[Lustre-devel] client i/o and PG_writeback

Thu Aug 11 12:38:33 PDT 2011

On 2011-08-11, at 12:21 PM, Jinshan Xiong wrote:
> Another problem I can think of is page checksum, if a page changes again
> during transfer, wrong checksum will be detected on the server side.

Actually, the kernel now uses PG_writeback to protect the page from being
modified while it is being written to disk (or in our case sent to the
network).  This was recently fixed for ext4 and other filesystems so that
they can run properly on devices that support T10-DIF checksums.  Otherwise
the disk keeps reporting checksum errors for files that were modified during
IO.

Lustre has a workaround for the case where the page is mmapped and is
modified during RPC sending (the only case today where the page can be
modified during IO), but it would be better not to have this workaround
at all.  In this case the OSS detects the checksum error and the client
resends like any other data corruption, but there is a flag in the RPC
that silences the error messages that would otherwise be printed.

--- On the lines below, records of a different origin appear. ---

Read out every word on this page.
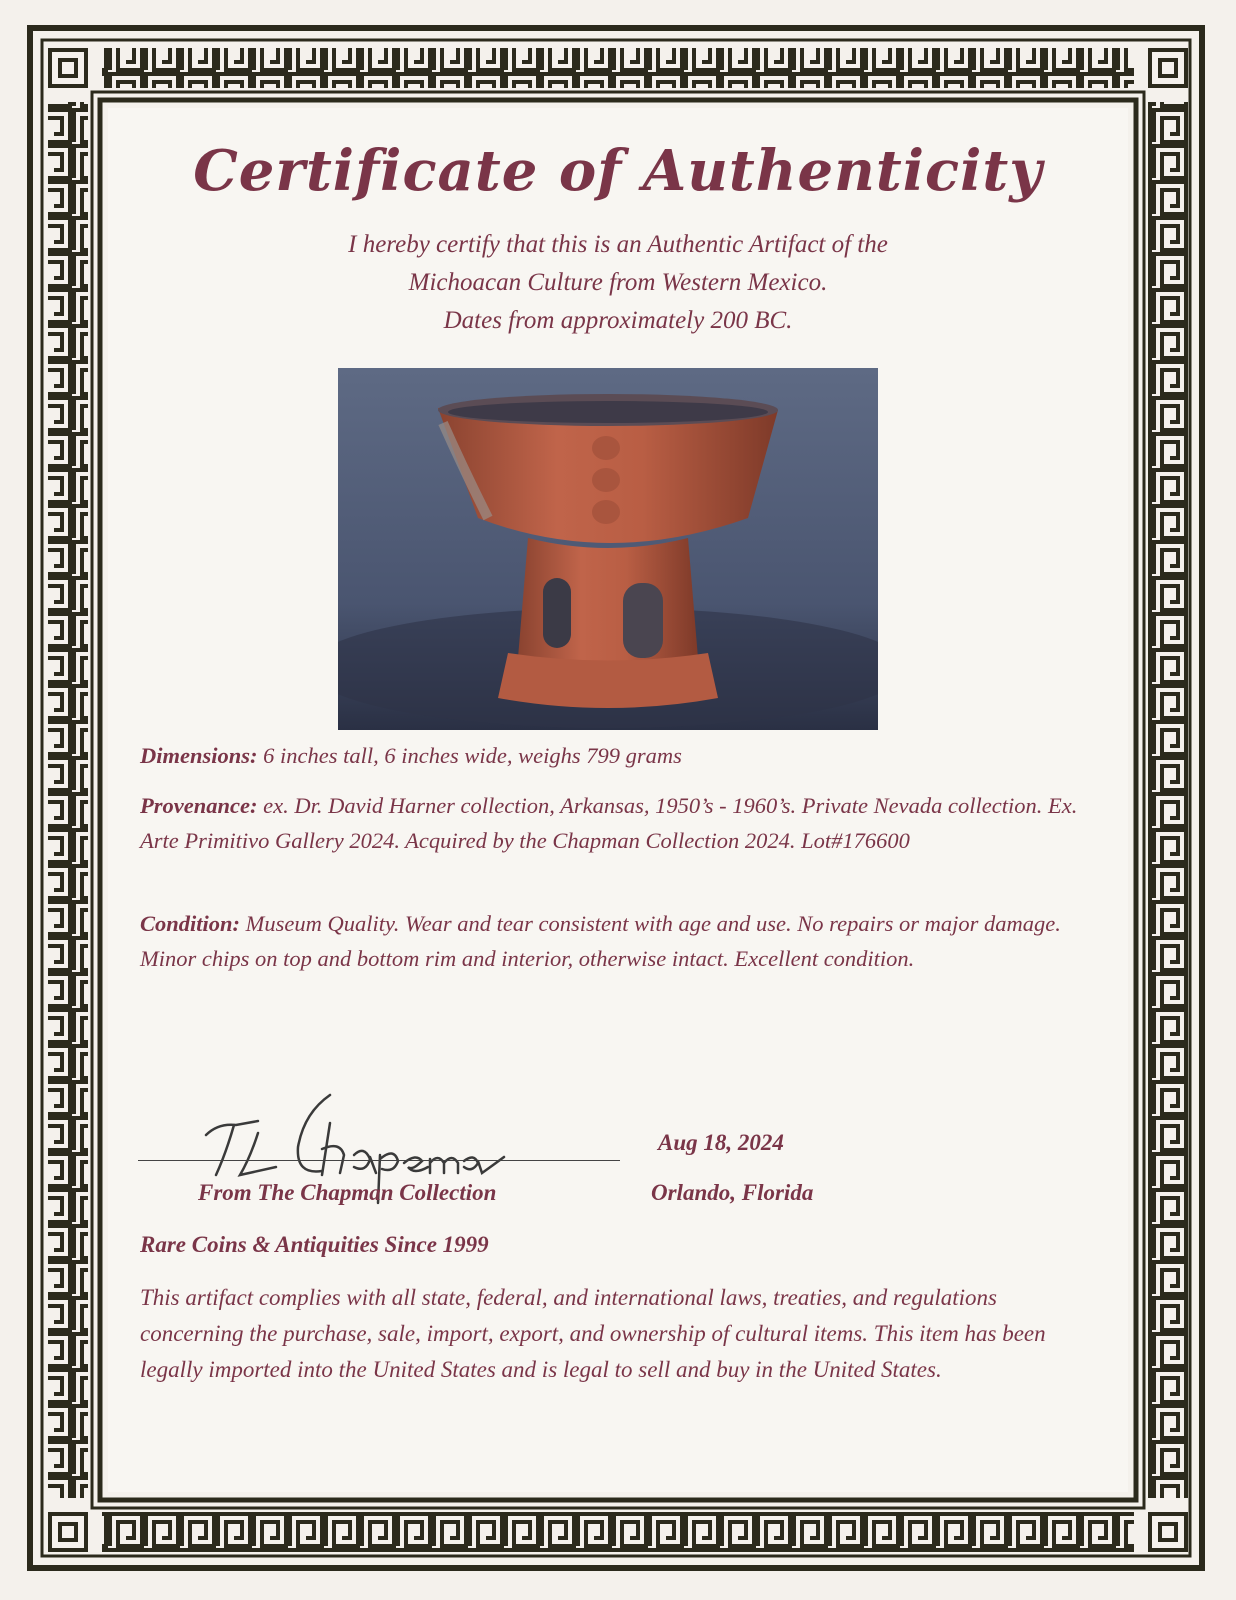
Certificate of Authenticity
I hereby certify that this is an Authentic Artifact of the
Michoacan Culture from Western Mexico.
Dates from approximately 200 BC.
Dimensions: 6 inches tall, 6 inches wide, weighs 799 grams
Provenance: ex. Dr. David Harner collection, Arkansas, 1950’s - 1960’s. Private Nevada collection. Ex. Arte Primitivo Gallery 2024. Acquired by the Chapman Collection 2024. Lot#176600
Condition: Museum Quality. Wear and tear consistent with age and use. No repairs or major damage. Minor chips on top and bottom rim and interior, otherwise intact. Excellent condition.
Aug 18, 2024
From The Chapman Collection	Orlando, Florida
Rare Coins & Antiquities Since 1999
This artifact complies with all state, federal, and international laws, treaties, and regulations concerning the purchase, sale, import, export, and ownership of cultural items. This item has been legally imported into the United States and is legal to sell and buy in the United States.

> On Wed, 2011-08-10 at 18:46 +0400, Nikita Danilov wrote:
>> On Wednesday, August 10, 2011 at 18:23 , Johann Lombardi wrote:
>>> Hi there,
>>> 
>> 
>> 
>> Hi Johann, [sorry, I hit a send button accidentally a few minutes
>> ago] 
>>> 
>>> I am working on a new client-side RPC engine using the per-stripe
>>> radix tree to select pages and trying to minimize RPC fragmentation.
>>> This should allow us to consume grant space more intelligently and
>>> to support blocksize > pagesize (e.g. for ext4 bigalloc).
>>> 
>>> For historical reasons (lustre was initially developed for 2.4
>>> kernels), the 1.8 client holds the page lock over bulk write RPCs.
>>> Some basic support for PG_writeback was added back in 2007 (see
>>> bugzilla ticket 11710), but the page lock is still held until RPC
>>> completion.
>>> Like the 1.8 client, the new client i/o stack introduced in 2.0 also
>>> keeps pages locked over transfer. I'm estimating the effort involved
>>> in implementing full PG_writeback support in CLIO. Does anybody have
>>> any technical concerns about this change?
>>> 
>> 
>> 
>> the reasons to use the same lock for page-in and page-out in CLIO were
>> 
>> 
>>    * portability: Solaris, Windows and pretty much every kernel
>> around use the same lock and
>> 
>> 
>>    * simplicity.
>> 
>> 
>> I don't think there are any serious problems with splitting the lock,
>> one has to be careful with checking all places where page is assumed
>> to be "owned" by IO and making certain the lock is taken, if
>> necessary.
>> 
>>> 
>>> Thanks in advance.
>>> 
>>> Cheers,
>>> Johann
>>> 
>> 
>> 
>> Nikita.
>> 
>>> -- 
>>> Johann Lombardi
>>> Whamcloud, Inc.
>>> www.whamcloud.com
>>> 
>> 
>> 
>> _______________________________________________
>> Lustre-devel mailing list
>> Lustre-devel at lists.lustre.org
>> http://lists.lustre.org/mailman/listinfo/lustre-devel
> 
> -- 
> 
> 
> _______________________________________________
> Lustre-devel mailing list
> Lustre-devel at lists.lustre.org
> http://lists.lustre.org/mailman/listinfo/lustre-devel

Cheers, Andreas
--
Andreas Dilger 
Principal Engineer
Whamcloud, Inc.